Desde 1521 hasta 2021, hemos recibido un regalo tras otro. Damos gracias a Dios por los portadores de estos dones en los últimos 500 años: los misioneros pioneros, las congregaciones religiosas, el clero, las abuelas y los abuelos, las madres y los padres, los maestros, los catequistas, las parroquias, las escuelas, los hospitales, los orfanatos, los agricultores, los obreros, los artistas y los pobres cuya riqueza es Jesús. Por la gracia de Dios, los cristianos filipinos han seguido recibiendo la fe, fuente de esperanza frente a la pobreza, la desigualdad económica, los trastornos políticos, los tifones, las erupciones volcánicas, los terremotos e incluso la pandemia actual. Aunque confesamos nuestros fracasos a la hora de vivir la fe con coherencia, también reconocemos la gran contribución de la fe cristiana en la formación de la cultura y la nación filipinas.
El regalo debe seguir siendo un regalo. Hay que compartirlo. Si se guarda para uno mismo, deja de ser un regalo. Por el misterioso designio de Dios, el don de la fe que se nos ha concedido es compartido ahora por millones de cristianos filipinos emigrantes en distintas partes del mundo. Hemos dejado a nuestras familias, no para abandonarlas, sino para cuidar de ellas y de su futuro. Por amor a ellos, soportamos el dolor de la separación. Cuando llegan tiempos de soledad, los emigrantes filipinos encontramos fuerza en Jesús que viaja con nosotros, Jesús que se hizo niño (Santo Nino) y se dio a conocer como el Nazareno (Jesús Nazareno), cargó la Cruz por nosotros.
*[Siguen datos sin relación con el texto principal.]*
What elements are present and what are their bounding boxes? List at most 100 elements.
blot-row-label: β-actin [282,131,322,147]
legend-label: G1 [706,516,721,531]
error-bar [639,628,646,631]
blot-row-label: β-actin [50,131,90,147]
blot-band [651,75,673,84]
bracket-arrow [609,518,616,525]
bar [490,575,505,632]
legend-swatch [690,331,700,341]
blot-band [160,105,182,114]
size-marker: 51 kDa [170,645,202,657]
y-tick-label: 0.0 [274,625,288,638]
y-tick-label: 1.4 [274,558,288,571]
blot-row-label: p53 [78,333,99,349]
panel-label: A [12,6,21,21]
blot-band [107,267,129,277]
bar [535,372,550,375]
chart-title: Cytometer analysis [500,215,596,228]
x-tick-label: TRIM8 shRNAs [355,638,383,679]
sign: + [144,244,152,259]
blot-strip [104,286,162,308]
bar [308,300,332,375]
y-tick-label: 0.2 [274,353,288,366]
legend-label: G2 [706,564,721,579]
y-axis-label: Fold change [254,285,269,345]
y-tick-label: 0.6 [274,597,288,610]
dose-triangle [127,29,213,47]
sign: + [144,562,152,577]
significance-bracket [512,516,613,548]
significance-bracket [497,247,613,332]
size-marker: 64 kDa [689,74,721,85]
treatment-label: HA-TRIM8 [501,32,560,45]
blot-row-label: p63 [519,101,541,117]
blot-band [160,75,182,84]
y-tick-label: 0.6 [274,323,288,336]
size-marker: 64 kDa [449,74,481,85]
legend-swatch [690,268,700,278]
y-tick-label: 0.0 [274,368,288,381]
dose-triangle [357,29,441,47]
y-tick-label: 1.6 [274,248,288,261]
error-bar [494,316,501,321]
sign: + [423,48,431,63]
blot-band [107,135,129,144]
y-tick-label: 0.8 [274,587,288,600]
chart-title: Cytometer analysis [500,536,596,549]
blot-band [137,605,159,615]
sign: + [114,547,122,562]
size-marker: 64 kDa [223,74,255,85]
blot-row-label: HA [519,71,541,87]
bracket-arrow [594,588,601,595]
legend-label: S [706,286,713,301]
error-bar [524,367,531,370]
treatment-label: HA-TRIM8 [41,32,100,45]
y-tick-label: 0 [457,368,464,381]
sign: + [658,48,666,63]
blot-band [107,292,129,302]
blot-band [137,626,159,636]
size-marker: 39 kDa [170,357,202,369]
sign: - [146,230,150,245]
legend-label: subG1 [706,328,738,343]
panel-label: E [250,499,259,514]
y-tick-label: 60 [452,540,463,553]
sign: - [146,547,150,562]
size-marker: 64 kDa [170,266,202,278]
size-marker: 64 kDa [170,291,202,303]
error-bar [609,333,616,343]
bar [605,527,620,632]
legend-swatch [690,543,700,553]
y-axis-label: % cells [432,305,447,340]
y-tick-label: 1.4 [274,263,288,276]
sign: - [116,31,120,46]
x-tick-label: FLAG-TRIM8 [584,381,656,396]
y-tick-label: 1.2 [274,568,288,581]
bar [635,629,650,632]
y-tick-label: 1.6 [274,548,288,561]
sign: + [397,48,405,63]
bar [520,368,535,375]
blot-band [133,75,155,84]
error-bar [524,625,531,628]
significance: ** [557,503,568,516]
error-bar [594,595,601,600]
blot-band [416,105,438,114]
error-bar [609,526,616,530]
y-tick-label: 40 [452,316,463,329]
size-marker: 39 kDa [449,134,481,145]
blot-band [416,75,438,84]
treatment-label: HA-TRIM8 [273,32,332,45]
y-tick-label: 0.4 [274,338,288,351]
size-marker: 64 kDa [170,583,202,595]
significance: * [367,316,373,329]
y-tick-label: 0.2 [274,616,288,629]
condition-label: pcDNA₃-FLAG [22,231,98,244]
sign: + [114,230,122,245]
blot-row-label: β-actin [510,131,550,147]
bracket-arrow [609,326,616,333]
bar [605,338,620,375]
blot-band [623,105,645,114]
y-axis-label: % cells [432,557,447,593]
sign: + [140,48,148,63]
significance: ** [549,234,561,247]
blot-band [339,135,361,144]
Tenemos asegurado el abrazo de nuestra Madre María y la protección de los santos. Cuando echamos de menos a nuestras familias, nos dirigimos a la parroquia, nuestro segundo hogar. Cuando no hay nadie con quien hablar, abrimos nuestro corazón a Jesús Sacramentado y meditamos su palabra. Cuidamos a los niños que nos confían como si fueran nuestros propios hijos y a los ancianos como si fueran nuestros propios padres. Cantamos, sonreímos, reímos, lloramos y comemos. Rezamos para que, a través de nuestros emigrantes filipinos, el nombre de Jesús, la belleza de la Iglesia y la justicia, la misericordia y la alegría de Dios, lleguen hasta los confines de la tierra. Aquí en Roma, cuando echamos de menos a nuestros abuelos, sabemos que tenemos un Lolo Kiko. Muchas gracias, Santo Padre.